Brain and Artificial Intelligence: Irina Rish, IBM Watson

Brain and Artificial Intelligence: Irina Rish, IBM Watson

Irina Rish is a Research Staff Member (RSM) at IBM T.J. Watson Research Center. She received MS in Applied Mathematics from Moscow Gubkin Institute, Russia, and PhD in Computer Science from the University of California, Irvine. Her primary research interests are in the areas of probabilistic inference, machine learning, and information theory.

Particularly, Irina Rish has done work on approximate inference in graphical models, information-theoretic experiment design and active learning, with applications, are in the area of autonomic computing – automated management of complex distributed systems, which includes various diagnosis, prediction, and online decision-making problems.

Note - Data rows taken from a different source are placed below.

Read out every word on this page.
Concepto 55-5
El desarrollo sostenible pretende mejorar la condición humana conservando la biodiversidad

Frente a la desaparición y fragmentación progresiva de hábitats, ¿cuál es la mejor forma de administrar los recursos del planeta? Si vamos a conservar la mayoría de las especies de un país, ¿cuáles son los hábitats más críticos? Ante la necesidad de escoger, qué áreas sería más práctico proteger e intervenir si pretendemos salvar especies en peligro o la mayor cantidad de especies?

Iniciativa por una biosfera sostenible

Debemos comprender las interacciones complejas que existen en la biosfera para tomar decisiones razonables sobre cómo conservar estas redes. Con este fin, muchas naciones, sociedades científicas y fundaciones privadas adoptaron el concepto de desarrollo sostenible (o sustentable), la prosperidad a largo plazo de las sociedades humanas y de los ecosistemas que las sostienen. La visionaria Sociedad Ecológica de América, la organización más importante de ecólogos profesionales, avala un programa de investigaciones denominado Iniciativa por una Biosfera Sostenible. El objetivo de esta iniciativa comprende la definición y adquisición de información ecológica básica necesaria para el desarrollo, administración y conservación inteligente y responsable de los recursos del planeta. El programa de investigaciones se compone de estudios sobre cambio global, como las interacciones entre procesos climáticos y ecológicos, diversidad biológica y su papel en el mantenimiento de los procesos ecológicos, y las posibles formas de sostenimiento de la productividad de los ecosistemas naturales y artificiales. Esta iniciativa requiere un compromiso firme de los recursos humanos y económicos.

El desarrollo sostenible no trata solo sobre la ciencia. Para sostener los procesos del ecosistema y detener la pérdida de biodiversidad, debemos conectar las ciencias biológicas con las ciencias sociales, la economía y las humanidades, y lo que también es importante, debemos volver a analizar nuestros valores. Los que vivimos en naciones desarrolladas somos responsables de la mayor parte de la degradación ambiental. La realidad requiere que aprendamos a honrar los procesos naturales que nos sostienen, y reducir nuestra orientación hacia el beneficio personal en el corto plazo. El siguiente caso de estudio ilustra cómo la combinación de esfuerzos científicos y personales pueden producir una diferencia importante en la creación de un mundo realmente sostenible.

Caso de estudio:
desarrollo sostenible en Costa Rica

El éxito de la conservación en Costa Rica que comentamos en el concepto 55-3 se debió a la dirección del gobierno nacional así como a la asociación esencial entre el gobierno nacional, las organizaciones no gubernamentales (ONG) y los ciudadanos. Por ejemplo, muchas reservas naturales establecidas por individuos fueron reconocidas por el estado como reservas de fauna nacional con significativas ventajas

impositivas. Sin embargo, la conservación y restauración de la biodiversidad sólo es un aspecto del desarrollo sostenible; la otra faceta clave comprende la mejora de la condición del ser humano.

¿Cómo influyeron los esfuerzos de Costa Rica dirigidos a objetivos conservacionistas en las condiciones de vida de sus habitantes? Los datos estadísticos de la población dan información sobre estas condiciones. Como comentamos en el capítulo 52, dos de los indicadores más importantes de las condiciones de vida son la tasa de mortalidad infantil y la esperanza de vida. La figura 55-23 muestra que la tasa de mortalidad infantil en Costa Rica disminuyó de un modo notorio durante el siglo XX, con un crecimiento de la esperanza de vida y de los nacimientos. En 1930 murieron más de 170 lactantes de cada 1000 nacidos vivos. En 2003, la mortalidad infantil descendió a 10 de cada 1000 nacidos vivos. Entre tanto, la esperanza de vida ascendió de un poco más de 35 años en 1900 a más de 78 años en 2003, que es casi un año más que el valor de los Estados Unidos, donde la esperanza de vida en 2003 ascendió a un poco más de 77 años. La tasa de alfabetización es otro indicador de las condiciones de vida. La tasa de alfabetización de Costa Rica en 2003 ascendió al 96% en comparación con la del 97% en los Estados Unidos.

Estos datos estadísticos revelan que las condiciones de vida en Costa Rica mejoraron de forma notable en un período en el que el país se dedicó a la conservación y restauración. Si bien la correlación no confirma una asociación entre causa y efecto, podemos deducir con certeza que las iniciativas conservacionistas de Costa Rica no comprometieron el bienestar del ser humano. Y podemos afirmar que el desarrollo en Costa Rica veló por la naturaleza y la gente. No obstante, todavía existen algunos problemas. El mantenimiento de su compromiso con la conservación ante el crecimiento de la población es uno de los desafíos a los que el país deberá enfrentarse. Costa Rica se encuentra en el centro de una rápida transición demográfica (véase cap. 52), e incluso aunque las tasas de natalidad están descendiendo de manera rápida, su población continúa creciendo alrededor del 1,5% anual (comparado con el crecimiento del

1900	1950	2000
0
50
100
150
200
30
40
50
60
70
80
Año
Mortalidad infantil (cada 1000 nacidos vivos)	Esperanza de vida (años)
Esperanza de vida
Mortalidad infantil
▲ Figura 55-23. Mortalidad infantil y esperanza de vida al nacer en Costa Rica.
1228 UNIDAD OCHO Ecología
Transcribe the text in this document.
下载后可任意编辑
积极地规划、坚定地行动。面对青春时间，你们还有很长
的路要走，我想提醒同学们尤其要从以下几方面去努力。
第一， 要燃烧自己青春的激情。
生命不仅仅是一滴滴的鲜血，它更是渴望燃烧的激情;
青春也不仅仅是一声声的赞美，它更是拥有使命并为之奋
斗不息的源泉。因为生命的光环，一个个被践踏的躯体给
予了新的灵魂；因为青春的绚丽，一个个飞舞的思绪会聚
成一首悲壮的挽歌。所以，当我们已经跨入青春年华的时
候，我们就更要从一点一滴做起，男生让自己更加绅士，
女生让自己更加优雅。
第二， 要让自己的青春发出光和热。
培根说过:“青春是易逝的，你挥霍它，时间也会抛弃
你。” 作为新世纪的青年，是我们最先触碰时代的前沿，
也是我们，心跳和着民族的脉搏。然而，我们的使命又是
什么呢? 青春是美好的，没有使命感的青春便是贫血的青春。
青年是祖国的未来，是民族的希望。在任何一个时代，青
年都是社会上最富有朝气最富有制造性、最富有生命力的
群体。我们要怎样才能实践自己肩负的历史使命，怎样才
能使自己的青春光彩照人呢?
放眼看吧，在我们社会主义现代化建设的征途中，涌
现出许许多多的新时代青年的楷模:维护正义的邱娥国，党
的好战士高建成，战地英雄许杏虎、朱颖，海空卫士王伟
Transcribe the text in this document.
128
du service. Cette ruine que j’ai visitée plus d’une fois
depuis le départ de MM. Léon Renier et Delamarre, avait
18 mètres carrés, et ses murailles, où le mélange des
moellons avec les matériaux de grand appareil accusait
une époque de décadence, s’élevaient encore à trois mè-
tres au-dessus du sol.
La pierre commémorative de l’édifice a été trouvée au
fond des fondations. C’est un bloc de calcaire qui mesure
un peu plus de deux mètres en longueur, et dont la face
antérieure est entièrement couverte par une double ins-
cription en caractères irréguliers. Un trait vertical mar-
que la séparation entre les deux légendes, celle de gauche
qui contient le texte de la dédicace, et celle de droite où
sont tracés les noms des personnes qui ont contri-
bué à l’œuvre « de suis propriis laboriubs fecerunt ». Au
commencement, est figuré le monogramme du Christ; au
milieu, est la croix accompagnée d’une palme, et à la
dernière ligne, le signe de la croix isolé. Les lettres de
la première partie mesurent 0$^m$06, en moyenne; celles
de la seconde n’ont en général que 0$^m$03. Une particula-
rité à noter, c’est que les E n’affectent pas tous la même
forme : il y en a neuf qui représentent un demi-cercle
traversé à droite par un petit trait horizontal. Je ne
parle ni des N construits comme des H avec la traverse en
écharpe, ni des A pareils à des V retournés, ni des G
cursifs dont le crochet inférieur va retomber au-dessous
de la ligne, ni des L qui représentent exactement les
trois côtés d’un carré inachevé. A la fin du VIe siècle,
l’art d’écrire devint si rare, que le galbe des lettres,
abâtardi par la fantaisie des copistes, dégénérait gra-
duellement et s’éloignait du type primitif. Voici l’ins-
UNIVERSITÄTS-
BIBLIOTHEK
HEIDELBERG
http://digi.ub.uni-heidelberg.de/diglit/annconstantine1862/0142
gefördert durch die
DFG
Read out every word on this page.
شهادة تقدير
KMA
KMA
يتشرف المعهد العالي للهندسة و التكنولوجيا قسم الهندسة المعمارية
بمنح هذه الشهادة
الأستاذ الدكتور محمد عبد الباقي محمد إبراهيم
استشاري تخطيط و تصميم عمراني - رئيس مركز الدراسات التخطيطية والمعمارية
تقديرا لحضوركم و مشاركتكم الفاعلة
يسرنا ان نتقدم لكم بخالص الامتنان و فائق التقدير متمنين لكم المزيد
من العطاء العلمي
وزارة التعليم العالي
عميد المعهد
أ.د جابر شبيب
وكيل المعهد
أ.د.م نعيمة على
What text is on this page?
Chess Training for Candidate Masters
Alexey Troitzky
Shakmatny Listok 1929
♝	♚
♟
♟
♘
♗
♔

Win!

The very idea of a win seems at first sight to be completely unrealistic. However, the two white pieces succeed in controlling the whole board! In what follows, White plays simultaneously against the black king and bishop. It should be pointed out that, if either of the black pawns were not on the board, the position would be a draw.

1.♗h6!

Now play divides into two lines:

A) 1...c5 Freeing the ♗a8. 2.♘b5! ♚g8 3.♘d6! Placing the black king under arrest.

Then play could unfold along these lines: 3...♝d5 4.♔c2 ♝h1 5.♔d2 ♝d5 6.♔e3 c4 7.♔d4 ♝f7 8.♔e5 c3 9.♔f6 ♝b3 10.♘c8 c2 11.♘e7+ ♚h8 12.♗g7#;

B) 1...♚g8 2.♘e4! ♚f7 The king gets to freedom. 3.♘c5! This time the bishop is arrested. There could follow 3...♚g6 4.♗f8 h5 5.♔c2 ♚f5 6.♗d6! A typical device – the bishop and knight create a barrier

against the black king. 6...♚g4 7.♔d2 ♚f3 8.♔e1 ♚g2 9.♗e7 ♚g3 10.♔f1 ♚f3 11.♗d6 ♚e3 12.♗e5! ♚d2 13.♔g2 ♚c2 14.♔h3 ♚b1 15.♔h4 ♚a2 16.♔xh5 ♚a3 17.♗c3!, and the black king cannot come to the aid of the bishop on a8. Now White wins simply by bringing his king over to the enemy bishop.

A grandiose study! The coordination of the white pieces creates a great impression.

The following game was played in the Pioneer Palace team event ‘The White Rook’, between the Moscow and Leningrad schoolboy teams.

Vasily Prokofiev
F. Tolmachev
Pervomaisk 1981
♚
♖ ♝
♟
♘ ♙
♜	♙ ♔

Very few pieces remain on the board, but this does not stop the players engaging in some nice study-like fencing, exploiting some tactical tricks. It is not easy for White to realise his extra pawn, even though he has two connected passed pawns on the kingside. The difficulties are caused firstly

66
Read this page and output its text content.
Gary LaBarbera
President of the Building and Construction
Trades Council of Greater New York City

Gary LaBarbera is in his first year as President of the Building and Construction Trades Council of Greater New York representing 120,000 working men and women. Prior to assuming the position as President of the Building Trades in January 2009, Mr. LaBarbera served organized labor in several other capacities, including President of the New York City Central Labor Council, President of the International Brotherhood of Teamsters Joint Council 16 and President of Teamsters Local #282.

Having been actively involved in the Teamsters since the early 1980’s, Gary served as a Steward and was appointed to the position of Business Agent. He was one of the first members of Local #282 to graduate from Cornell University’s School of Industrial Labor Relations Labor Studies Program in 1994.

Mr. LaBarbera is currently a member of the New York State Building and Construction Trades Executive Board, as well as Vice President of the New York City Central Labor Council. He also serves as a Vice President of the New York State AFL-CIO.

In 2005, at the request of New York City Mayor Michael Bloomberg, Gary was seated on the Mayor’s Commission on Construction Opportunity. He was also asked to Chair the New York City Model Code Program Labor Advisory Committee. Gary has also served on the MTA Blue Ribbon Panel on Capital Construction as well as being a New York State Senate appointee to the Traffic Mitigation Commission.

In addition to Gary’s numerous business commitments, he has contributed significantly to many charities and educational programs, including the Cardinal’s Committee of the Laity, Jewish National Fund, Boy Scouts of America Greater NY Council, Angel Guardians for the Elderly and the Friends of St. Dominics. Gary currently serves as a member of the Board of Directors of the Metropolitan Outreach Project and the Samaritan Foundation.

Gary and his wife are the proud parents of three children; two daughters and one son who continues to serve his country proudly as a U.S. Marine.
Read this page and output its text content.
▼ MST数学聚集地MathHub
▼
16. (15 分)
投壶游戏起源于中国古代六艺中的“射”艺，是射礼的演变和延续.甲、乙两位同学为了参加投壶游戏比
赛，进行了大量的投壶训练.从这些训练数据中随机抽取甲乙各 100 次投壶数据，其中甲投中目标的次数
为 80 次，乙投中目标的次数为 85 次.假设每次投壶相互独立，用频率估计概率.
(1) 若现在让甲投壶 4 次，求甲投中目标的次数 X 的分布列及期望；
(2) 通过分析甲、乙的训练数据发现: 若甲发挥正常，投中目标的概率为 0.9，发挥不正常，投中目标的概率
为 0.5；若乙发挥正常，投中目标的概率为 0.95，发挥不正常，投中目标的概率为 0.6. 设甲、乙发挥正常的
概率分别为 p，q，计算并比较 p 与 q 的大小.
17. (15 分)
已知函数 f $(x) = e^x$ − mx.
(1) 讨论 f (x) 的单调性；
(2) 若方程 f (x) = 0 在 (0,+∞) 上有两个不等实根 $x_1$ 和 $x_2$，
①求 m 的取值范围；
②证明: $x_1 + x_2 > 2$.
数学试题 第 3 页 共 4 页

Her current research is in the area of machine-learning applications to computational biology and neuroscience, with a particular focus on a statistical analysis of brain imaging data such as fMRI.  In the past years, She taught several graduate courses at Columbia University as an adjunct professor at the Department of Electrical Engineering: Statistical Pattern Recognition in Spring of 2002 and 2003, and Sparse Signal Modeling in Spring of 2011. In Spring 2007, She also taught a machine-learning class on Learning and Empirical Inference at the Computer Science Department of Columbia.

Irina Rish co-organized several workshops at various machine-learning conferences. She is currently serving on the editorial board of the Artificial Intelligence  Journal (AIJ).